Treating these as one KPI (“return rate up, run discount”) is how teams lose a full quarter.

The first 48 hours after you start seeing the wave
Three moves to run today — not at month-end:
- Pull the Customer Returns Report for the last 30 days, aggregate by
ASIN × reason. The top three SKUs typically account for around 60% of return volume. That’s where the entire intervention lives. - Isolate the high-return SKUs and pause their ads. Continuing to drive paid traffic into a listing that’s actively returning is adding fuel. Stop the bleed before you optimize anything.
- Edit A+ content and the main image to answer the most frequent return reason inside the listing itself — not in a follow-up email. The next cohort of buyers shouldn’t fall into the same trap the last cohort already proved exists.

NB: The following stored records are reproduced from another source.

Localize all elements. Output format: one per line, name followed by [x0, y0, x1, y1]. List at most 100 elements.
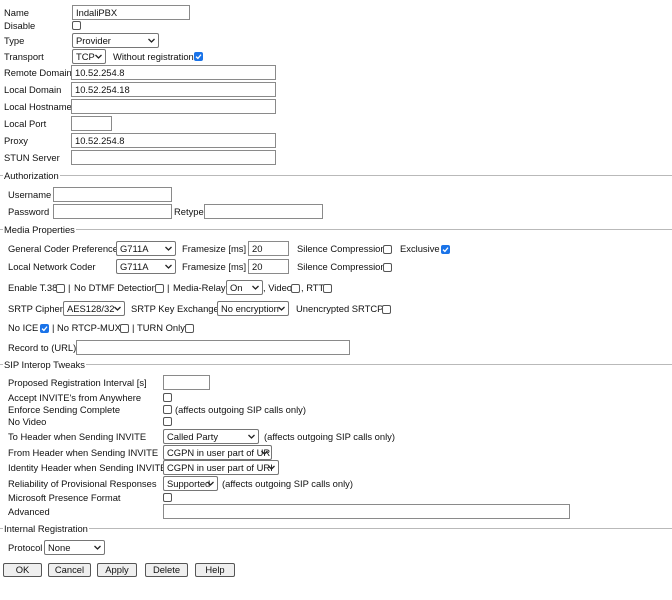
accept-invite-checkbox[interactable]	[163, 393, 172, 402]
to-header-note: (affects outgoing SIP calls only)	[264, 431, 395, 442]
retype-input[interactable]	[204, 204, 323, 219]
no-ice-label: No ICE	[8, 322, 39, 333]
media-relay-label: Media-Relay	[173, 282, 226, 293]
from-header-select[interactable]: CGPN in user part of URI	[163, 445, 272, 460]
no-video-label: No Video	[8, 416, 47, 427]
proxy-input[interactable]: 10.52.254.8	[71, 133, 276, 148]
to-header-label: To Header when Sending INVITE	[8, 431, 147, 442]
separator: |	[167, 282, 170, 293]
type-select[interactable]: Provider	[72, 33, 159, 48]
chevron-down-icon	[95, 54, 102, 59]
local-framesize-input[interactable]: 20	[248, 259, 289, 274]
separator: |	[52, 322, 55, 333]
without-registration-checkbox[interactable]	[194, 52, 203, 61]
local-domain-input[interactable]: 10.52.254.18	[71, 82, 276, 97]
srtp-cipher-select[interactable]: AES128/32	[63, 301, 125, 316]
remote-domain-input[interactable]: 10.52.254.8	[71, 65, 276, 80]
identity-header-select[interactable]: CGPN in user part of URI	[163, 460, 279, 475]
rtt-checkbox[interactable]	[323, 284, 332, 293]
protocol-label: Protocol	[8, 542, 43, 553]
chevron-down-icon	[165, 246, 172, 251]
record-url-input[interactable]	[76, 340, 350, 355]
check-icon	[41, 326, 48, 332]
no-rtcp-mux-label: No RTCP-MUX	[57, 322, 121, 333]
type-select-value: Provider	[76, 35, 111, 46]
srtp-cipher-value: AES128/32	[67, 303, 115, 314]
name-input[interactable]: IndaliPBX	[72, 5, 190, 20]
no-rtcp-mux-checkbox[interactable]	[120, 324, 129, 333]
proxy-label: Proxy	[4, 135, 28, 146]
srtp-key-value: No encryption	[221, 303, 279, 314]
check-icon	[195, 54, 202, 60]
cancel-button[interactable]: Cancel	[48, 563, 91, 577]
internal-section-title: Internal Registration	[3, 523, 89, 534]
reliability-note: (affects outgoing SIP calls only)	[222, 478, 353, 489]
enforce-checkbox[interactable]	[163, 405, 172, 414]
chevron-down-icon	[252, 285, 259, 290]
enable-t38-checkbox[interactable]	[56, 284, 65, 293]
local-silence-checkbox[interactable]	[383, 263, 392, 272]
local-hostname-input[interactable]	[71, 99, 276, 114]
chevron-down-icon	[248, 434, 255, 439]
stun-server-input[interactable]	[71, 150, 276, 165]
sip-divider	[0, 364, 672, 365]
chevron-down-icon	[114, 306, 121, 311]
chevron-down-icon	[94, 545, 101, 550]
video-checkbox[interactable]	[291, 284, 300, 293]
to-header-select[interactable]: Called Party	[163, 429, 259, 444]
local-hostname-label: Local Hostname	[4, 101, 72, 112]
general-coder-select[interactable]: G711A	[116, 241, 176, 256]
username-input[interactable]	[53, 187, 172, 202]
identity-header-value: CGPN in user part of URI	[167, 462, 273, 473]
from-header-label: From Header when Sending INVITE	[8, 447, 159, 458]
turn-only-checkbox[interactable]	[185, 324, 194, 333]
password-input[interactable]	[53, 204, 172, 219]
unencrypted-srtcp-checkbox[interactable]	[382, 305, 391, 314]
apply-button[interactable]: Apply	[97, 563, 137, 577]
password-label: Password	[8, 206, 50, 217]
to-header-value: Called Party	[167, 431, 219, 442]
general-coder-label: General Coder Preference	[8, 243, 118, 254]
check-icon	[442, 247, 449, 253]
ok-button[interactable]: OK	[3, 563, 42, 577]
media-section-title: Media Properties	[3, 224, 76, 235]
advanced-label: Advanced	[8, 506, 50, 517]
chevron-down-icon	[148, 38, 155, 43]
help-button[interactable]: Help	[195, 563, 235, 577]
protocol-select[interactable]: None	[44, 540, 105, 555]
no-dtmf-label: No DTMF Detection	[74, 282, 157, 293]
srtp-key-select[interactable]: No encryption	[217, 301, 289, 316]
separator: |	[132, 322, 135, 333]
no-dtmf-checkbox[interactable]	[155, 284, 164, 293]
video-label: , Video	[263, 282, 293, 293]
no-video-checkbox[interactable]	[163, 417, 172, 426]
delete-button[interactable]: Delete	[145, 563, 188, 577]
local-coder-select[interactable]: G711A	[116, 259, 176, 274]
type-label: Type	[4, 35, 25, 46]
advanced-input[interactable]	[163, 504, 570, 519]
exclusive-checkbox[interactable]	[441, 245, 450, 254]
accept-invite-label: Accept INVITE's from Anywhere	[8, 392, 142, 403]
sip-section-title: SIP Interop Tweaks	[3, 359, 86, 370]
chevron-down-icon	[261, 450, 268, 455]
proposed-reg-input[interactable]	[163, 375, 210, 390]
chevron-down-icon	[165, 264, 172, 269]
chevron-down-icon	[278, 306, 285, 311]
from-header-value: CGPN in user part of URI	[167, 447, 272, 458]
local-silence-label: Silence Compression	[297, 261, 386, 272]
exclusive-label: Exclusive	[400, 243, 440, 254]
local-port-label: Local Port	[4, 118, 47, 129]
no-ice-checkbox[interactable]	[40, 324, 49, 333]
remote-domain-label: Remote Domain	[4, 67, 72, 78]
ms-presence-checkbox[interactable]	[163, 493, 172, 502]
transport-select-value: TCP	[76, 51, 95, 62]
ms-presence-label: Microsoft Presence Format	[8, 492, 121, 503]
general-framesize-input[interactable]: 20	[248, 241, 289, 256]
local-port-input[interactable]	[71, 116, 112, 131]
disable-checkbox[interactable]	[72, 21, 81, 30]
media-relay-select[interactable]: On	[226, 280, 263, 295]
transport-select[interactable]: TCP	[72, 49, 106, 64]
reliability-select[interactable]: Supported	[163, 476, 218, 491]
general-silence-checkbox[interactable]	[383, 245, 392, 254]
local-domain-label: Local Domain	[4, 84, 62, 95]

How to decide: save the SKU, or clear it?
After the A+ / size chart / main-image revisions have been live for 2–3 weeks, pull the return-rate delta:
- Return rate down ≥ 30%. Keep saving it. Now layer in review velocity (Vine, follow-up email) and hold price steady.
- Return rate down 10–30%. One more round of supply-chain changes — incoming material spec, packaging, or unit QA. Give it another 2–3 weeks.
- Return rate down < 10%. Accept the verdict. Pause ads, run a clearance Coupon to drain inventory, and redirect the budget and the SKU slot to a new launch.
The cost of infinitely life-supporting an unprofitable SKU in Q2 is roughly the cost of two new-product launches. That’s the trade-off.

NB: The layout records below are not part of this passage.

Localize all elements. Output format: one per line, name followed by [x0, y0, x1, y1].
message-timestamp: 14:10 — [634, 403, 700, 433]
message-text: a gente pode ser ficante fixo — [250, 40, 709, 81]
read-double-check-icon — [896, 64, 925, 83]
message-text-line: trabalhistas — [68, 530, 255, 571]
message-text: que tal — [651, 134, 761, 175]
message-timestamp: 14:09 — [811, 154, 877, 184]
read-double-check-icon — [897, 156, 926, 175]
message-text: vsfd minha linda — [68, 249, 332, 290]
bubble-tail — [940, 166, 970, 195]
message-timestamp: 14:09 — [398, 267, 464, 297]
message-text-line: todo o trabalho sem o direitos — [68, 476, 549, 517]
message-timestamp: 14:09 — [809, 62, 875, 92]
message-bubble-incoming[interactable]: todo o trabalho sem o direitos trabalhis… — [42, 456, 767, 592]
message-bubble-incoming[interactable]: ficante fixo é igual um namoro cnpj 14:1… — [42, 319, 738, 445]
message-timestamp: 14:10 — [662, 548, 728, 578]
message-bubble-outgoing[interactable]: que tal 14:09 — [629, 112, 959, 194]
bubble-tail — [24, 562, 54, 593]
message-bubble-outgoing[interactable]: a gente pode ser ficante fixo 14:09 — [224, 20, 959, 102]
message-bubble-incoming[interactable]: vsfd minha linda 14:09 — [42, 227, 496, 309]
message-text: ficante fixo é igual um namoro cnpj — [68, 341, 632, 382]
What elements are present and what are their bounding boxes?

The AI-assisted signal layer
Return-reason distribution, review-content shifts, and new-keyword spikes in negative reviews are too noisy for a human to watch daily. Three jobs that a simple agent should own:
- Daily aggregation of the Returns Report plus new reviews, producing per-ASIN Top-3 return reasons.
- Anomaly detection on negative-review language — flag when terms like “doesn’t fit,” “broke after a week,” or “smaller than described” start showing up at unusual frequency.
- Listing-vs-reality diff. Cross-reference return reasons with the keywords in your own title / bullet / A+ copy. Where the gap is biggest, you are — in effect — paying to mislead the buyer. Fix the copy first; then fix the conversion.
You don’t need a sophisticated ML stack for any of this. A scheduled script, the Amazon reports, and an LLM summarization step are enough.

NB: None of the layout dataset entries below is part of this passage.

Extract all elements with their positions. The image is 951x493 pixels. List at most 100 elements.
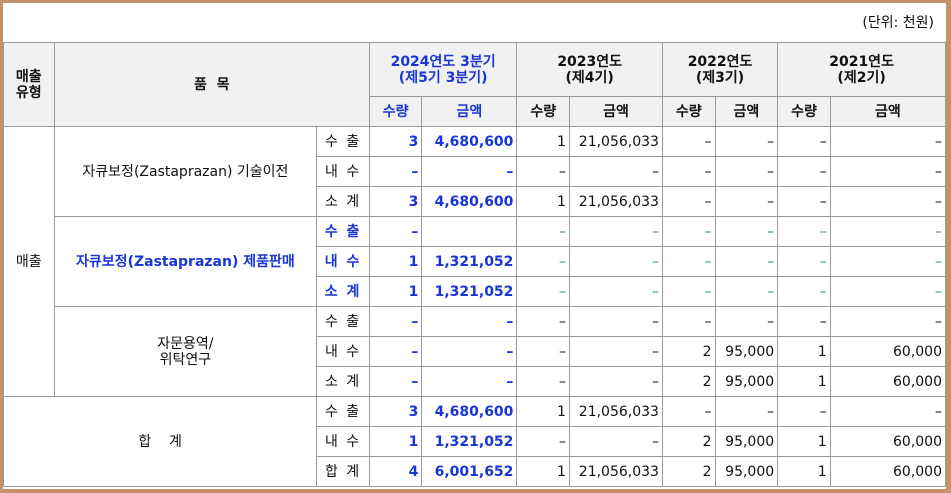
- value-cell: –: [421, 366, 518, 397]
- value-cell: 60,000: [829, 426, 947, 457]
- table-row: 자큐보정(Zastaprazan) 제품판매 수 출 – – – – – – –: [4, 216, 947, 307]
- value-cell: 6,001,652: [421, 456, 518, 487]
- value-cell: 1,321,052: [421, 246, 518, 277]
- value-cell: –: [516, 246, 570, 277]
- sub-label-cell: 소 계: [316, 186, 370, 217]
- value-cell: –: [829, 276, 947, 307]
- value-cell: –: [714, 186, 779, 217]
- value-cell: 95,000: [714, 366, 779, 397]
- sub-label-cell: 수 출: [316, 216, 370, 247]
- value-cell: –: [516, 336, 570, 367]
- sub-label-cell: 수 출: [316, 396, 370, 427]
- value-cell: –: [714, 306, 779, 337]
- value-cell: –: [829, 156, 947, 187]
- sub-label-cell: 내 수: [316, 426, 370, 457]
- value-cell: 95,000: [714, 426, 779, 457]
- value-cell: –: [368, 306, 423, 337]
- header-row-1: 매출 유형 품 목 2024연도 3분기 (제5기 3분기) 2023연도 (제4기)…: [3, 42, 946, 127]
- value-cell: 1: [777, 456, 831, 487]
- value-cell: –: [829, 396, 947, 427]
- value-cell: –: [568, 276, 663, 307]
- value-cell: –: [777, 396, 831, 427]
- sales-type-cell: 매출: [3, 126, 55, 397]
- header-2021-text: 2021연도 (제2기): [829, 53, 894, 86]
- value-cell: –: [829, 216, 947, 247]
- value-cell: 4,680,600: [421, 396, 518, 427]
- value-cell: –: [661, 276, 716, 307]
- header-amt-2023: 금액: [568, 96, 663, 127]
- header-2023-text: 2023연도 (제4기): [557, 53, 623, 86]
- value-cell: –: [777, 156, 831, 187]
- value-cell: [421, 216, 518, 247]
- unit-label: (단위: 천원): [862, 15, 934, 31]
- table-row: 매출 자큐보정(Zastaprazan) 기술이전 수 출 3 4,680,600 1 21…: [3, 126, 947, 397]
- value-cell: 1: [777, 426, 831, 457]
- value-cell: 21,056,033: [568, 186, 663, 217]
- value-cell: 1: [777, 366, 831, 397]
- value-cell: 1,321,052: [421, 276, 518, 307]
- value-cell: –: [661, 396, 716, 427]
- value-cell: 2: [661, 456, 716, 487]
- value-cell: 1: [516, 126, 570, 157]
- group-name-cell: 자큐보정(Zastaprazan) 기술이전: [53, 126, 318, 217]
- header-sales-type: 매출 유형: [3, 42, 55, 127]
- value-cell: 4: [368, 456, 423, 487]
- value-cell: 1: [516, 456, 570, 487]
- value-cell: –: [661, 306, 716, 337]
- sales-table: 매출 유형 품 목 2024연도 3분기 (제5기 3분기) 2023연도 (제4기)…: [2, 42, 947, 487]
- value-cell: 95,000: [714, 336, 779, 367]
- value-cell: –: [829, 126, 947, 157]
- value-cell: 21,056,033: [568, 456, 663, 487]
- value-cell: 2: [661, 336, 716, 367]
- value-cell: –: [368, 366, 423, 397]
- table-body: 매출 자큐보정(Zastaprazan) 기술이전 수 출 3 4,680,600 1 21…: [2, 126, 947, 487]
- value-cell: –: [829, 186, 947, 217]
- value-cell: –: [421, 306, 518, 337]
- header-qty-2023: 수량: [516, 96, 570, 127]
- value-cell: –: [421, 336, 518, 367]
- report-frame: (단위: 천원) 매출 유형 품 목 2024연도 3분기 (제5기 3분기) 20…: [2, 3, 947, 489]
- value-cell: –: [714, 396, 779, 427]
- value-cell: 1: [777, 336, 831, 367]
- value-cell: 3: [368, 126, 423, 157]
- value-cell: 1: [368, 426, 423, 457]
- total-name-cell: 합 계: [2, 396, 318, 487]
- header-qty-2022: 수량: [661, 96, 716, 127]
- value-cell: –: [661, 216, 716, 247]
- value-cell: –: [714, 246, 779, 277]
- value-cell: 2: [661, 366, 716, 397]
- value-cell: –: [368, 216, 423, 247]
- value-cell: –: [516, 426, 570, 457]
- sub-label-cell: 합 계: [316, 456, 370, 487]
- header-amt-2024: 금액: [421, 96, 518, 127]
- value-cell: 1: [368, 276, 423, 307]
- value-cell: 60,000: [829, 366, 947, 397]
- group-name-cell: 자문용역/위탁연구: [53, 306, 318, 397]
- value-cell: –: [516, 366, 570, 397]
- value-cell: –: [777, 306, 831, 337]
- value-cell: 1: [516, 396, 570, 427]
- value-cell: –: [777, 276, 831, 307]
- value-cell: 3: [368, 396, 423, 427]
- value-cell: –: [568, 216, 663, 247]
- header-item: 품 목: [53, 42, 370, 127]
- value-cell: –: [777, 126, 831, 157]
- value-cell: –: [777, 216, 831, 247]
- header-2021: 2021연도 (제2기): [777, 42, 946, 97]
- value-cell: –: [368, 336, 423, 367]
- value-cell: –: [568, 336, 663, 367]
- header-2023: 2023연도 (제4기): [516, 42, 663, 97]
- header-2024-text: 2024연도 3분기 (제5기 3분기): [390, 53, 496, 86]
- value-cell: –: [661, 126, 716, 157]
- value-cell: –: [368, 156, 423, 187]
- value-cell: –: [829, 246, 947, 277]
- header-2022-text: 2022연도 (제3기): [687, 53, 753, 86]
- sub-label-cell: 수 출: [316, 126, 370, 157]
- value-cell: 4,680,600: [421, 186, 518, 217]
- value-cell: –: [714, 156, 779, 187]
- sub-label-cell: 소 계: [316, 276, 370, 307]
- value-cell: –: [777, 246, 831, 277]
- value-cell: –: [661, 246, 716, 277]
- value-cell: 21,056,033: [568, 396, 663, 427]
- value-cell: –: [714, 276, 779, 307]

Q2 runway: three milestones before Prime Day
If you run only one calendar as an Amazon operator between now and June, this is it:
- End of April — spring-promo return triage complete. Every high-return SKU has a decision on file: save / re-fix / clear.
- Mid-May — detail pages hardened for Prime Day. A+, size chart, review gaps, and backend keywords all closed.
- Early June — ad budget re-allocated around healthy SKUs and confirmed Prime Day hero products. IPI restored to 500+ so restock limits don’t bite during the window that matters.
Miss April, you negotiate the rest of Q2 with less margin than you planned for. Miss May, your Prime Day listing isn’t at full strength. Miss June, the window to pre-position for the biggest event of the year is already closed.

Last line
Sales are the front of house. Returns are the back of house — the truer scoreboard, and the slower one. What the front of house celebrated in March, the back of house reports in late June.
The sellers who quietly out-earn their cohort in Q2 are not the ones who ran the boldest spring promo. They’re the ones who watched the return-reason mix in weeks 2–4 and made three uncomfortable calls before the mid-April momentum faded.
If you only take one thing from this: stop reading the month-end return-rate number. Read the weekly delta by ASIN × reason, and act on the top three. Everything else in the Q2 playbook is downstream of that discipline.